Diabetes Mellitus in Cats
Just like in humans, diabetes in cats is serious, but manageable. Your cat can develop diabetes if he has the following conditions:
Genetic predisposition (diabetes is more prevalent in males)
If you cat appears weak or thirsty, frequently urinates, has rapid weight loss, is depressed, or has abdominal pain, he could be diabetic.
This condition is usually caused by damage to the pancreas. The pancreas is responsible for producing the proper amount of insulin to control sugar levels.
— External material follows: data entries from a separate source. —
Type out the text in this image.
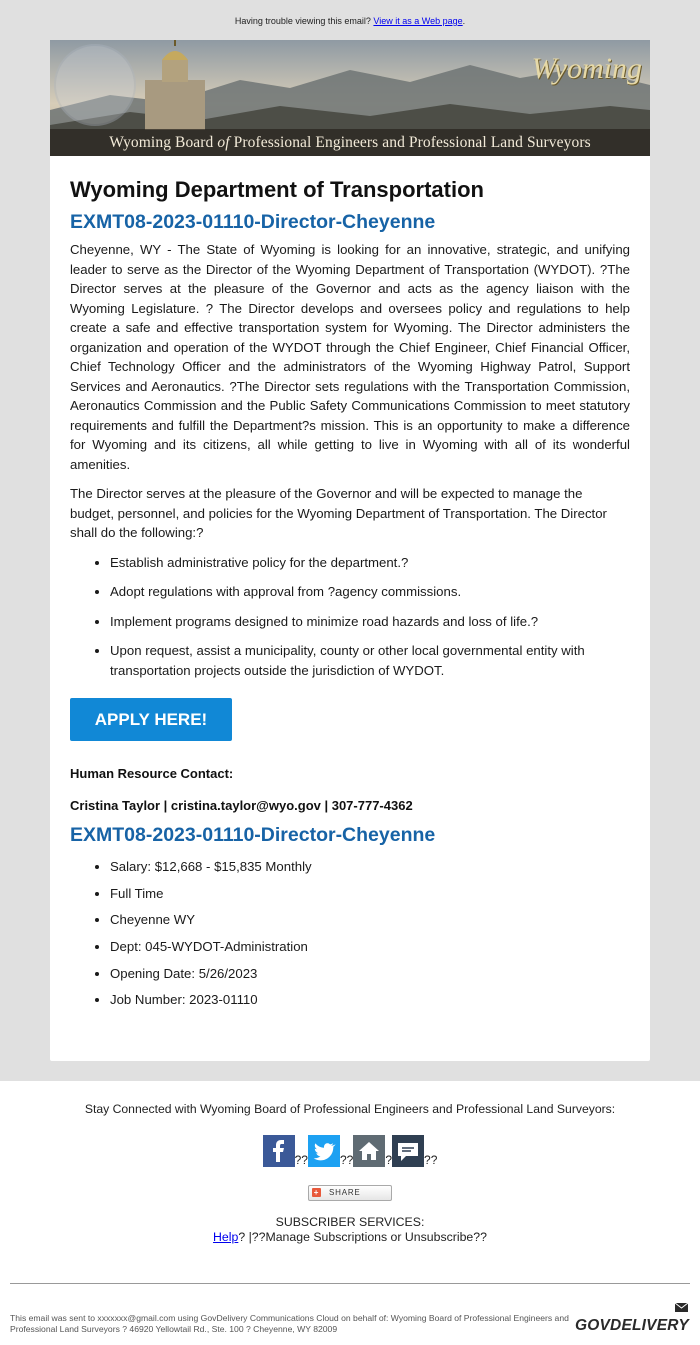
Having trouble viewing this email? View it as a Web page.
Wyoming
Wyoming Board of Professional Engineers and Professional Land Surveyors
Wyoming Department of Transportation
EXMT08-2023-01110-Director-Cheyenne

Cheyenne, WY - The State of Wyoming is looking for an innovative, strategic, and unifying leader to serve as the Director of the Wyoming Department of Transportation (WYDOT). ?The Director serves at the pleasure of the Governor and acts as the agency liaison with the Wyoming Legislature. ? The Director develops and oversees policy and regulations to help create a safe and effective transportation system for Wyoming. The Director administers the organization and operation of the WYDOT through the Chief Engineer, Chief Financial Officer, Chief Technology Officer and the administrators of the Wyoming Highway Patrol, Support Services and Aeronautics. ?The Director sets regulations with the Transportation Commission, Aeronautics Commission and the Public Safety Communications Commission to meet statutory requirements and fulfill the Department?s mission. This is an opportunity to make a difference for Wyoming and its citizens, all while getting to live in Wyoming with all of its wonderful amenities.

The Director serves at the pleasure of the Governor and will be expected to manage the budget, personnel, and policies for the Wyoming Department of Transportation. The Director shall do the following:?

• Establish administrative policy for the department.?
• Adopt regulations with approval from ?agency commissions.
• Implement programs designed to minimize road hazards and loss of life.?
• Upon request, assist a municipality, county or other local governmental entity with transportation projects outside the jurisdiction of WYDOT.
APPLY HERE!
Human Resource Contact:
Cristina Taylor | cristina.taylor@wyo.gov | 307-777-4362
EXMT08-2023-01110-Director-Cheyenne
• Salary: $12,668 - $15,835 Monthly
• Full Time
• Cheyenne WY
• Dept: 045-WYDOT-Administration
• Opening Date: 5/26/2023
• Job Number: 2023-01110
Stay Connected with Wyoming Board of Professional Engineers and Professional Land Surveyors:
??	??	?	??
+ SHARE
SUBSCRIBER SERVICES:
Help? |??Manage Subscriptions or Unsubscribe??
This email was sent to xxxxxxx@gmail.com using GovDelivery Communications Cloud on behalf of: Wyoming Board of Professional Engineers and Professional Land Surveyors ? 46920 Yellowtail Rd., Ste. 100 ? Cheyenne, WY 82009	GOVDELIVERY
If your cat's pancreas is damaged, long-term and potentially life-threatening symptoms could occur and must be managed.
While there is no cure for diabetes mellitus, veterinarians recognise it can be controlled with insulin, exercise and proper nutrition. Fibre is key in managing the disease because moderate to high-levels of fibre lower insulin requirements and blood glucose levels. Fibre also makes the body more responsive to insulin.
It's also important to be consistent in the food you give your cat. The nutritional profile of many commercial foods may vary from batch to batch, which can complicate the disease. Feeding a veterinarian-recommended food that has a consistent nutrient profile will help keep your cat's metabolism level stable so he can remain healthy.
For an accurate diagnosis and treatment options, always consult your veterinarian.